Résumé :
Garden Heights, dans l’Ohio. Une banlieue résidentielle qui respire l’harmonie. Eve nettoie sa maison, entretient son jardin, prépare les repas pour son mari et pour Kat, sa fille. Depuis vingt ans, Eve s’ennuie. Un matin d’hiver, elle part pour toujours. Kat ne ressent ni désespoir, ni étonnement. La police recherche Eve. En vain. La vie continue et les nuits de Kat se peuplent de cauchemars.
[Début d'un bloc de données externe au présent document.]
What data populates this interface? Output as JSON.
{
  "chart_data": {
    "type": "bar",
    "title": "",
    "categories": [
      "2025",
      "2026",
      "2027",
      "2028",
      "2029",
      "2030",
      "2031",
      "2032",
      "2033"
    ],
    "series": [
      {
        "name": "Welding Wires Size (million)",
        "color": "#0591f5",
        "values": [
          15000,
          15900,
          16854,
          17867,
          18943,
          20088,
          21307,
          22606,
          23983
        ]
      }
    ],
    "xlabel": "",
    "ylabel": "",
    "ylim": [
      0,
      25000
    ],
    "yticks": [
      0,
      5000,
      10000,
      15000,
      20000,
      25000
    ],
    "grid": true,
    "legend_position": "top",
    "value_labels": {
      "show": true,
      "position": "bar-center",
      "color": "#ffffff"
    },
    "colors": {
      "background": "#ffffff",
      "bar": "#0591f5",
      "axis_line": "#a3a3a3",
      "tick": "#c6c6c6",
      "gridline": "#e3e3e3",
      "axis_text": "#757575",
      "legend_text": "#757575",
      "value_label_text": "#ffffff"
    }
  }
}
« Comme n’importe quelle fille, je suis entrée dans ces ténèbres pieds nus, mortelle, tout comme elle, et je l’ai entendue appeler mon nom dans le silence, qui n’était plus silencieux. Et puis… »
Mon avis :
C’est un roman sur l’absence. Kat est une adolescente, tournée vers d’autres préoccupations que ses parents. D’ailleurs elle répète plusieurs fois au début du roman : « moi, j’avais seize ans », comme si elle s’excusait de ne pas avoir été assez attentive. C’est effectivement une adolescente typique, complexée par son poids, fascinée par son petit-ami et surtout dominée par les hormones et la découverte de la sexualité. Elle est l’incarnation de la difficulté d’être une jeune fille de seize ans quand on a une mère séduisante et qu’on ne correspond pas aux critères de beauté. Elle n’est pas populaire, a peu d’amis, et n’en revient pas de sa chance lorsque Phil, qui vient d’emménager à côté, l’invite au bal du lycée. Petit à petit, elle décide de maigrir, est remarquée par les garçons, ce qu’elle apprécie sans que ça ne paraisse l’affecter plus que ça. Ces transformations s’initient d’ailleurs au moment où sa mère disparait, coïncidence ?
« Mais qu’aurais-je pu faire pour ma mère ? Pendant qu’elle se métamorphosait, au coeur même de notre maison, pendant qu’elle se transformait, qu’elle changeait de forme, qu’elle devenait folle, ou peut-être enfin saine d’esprit, moi j’allais sur mes seize ans. »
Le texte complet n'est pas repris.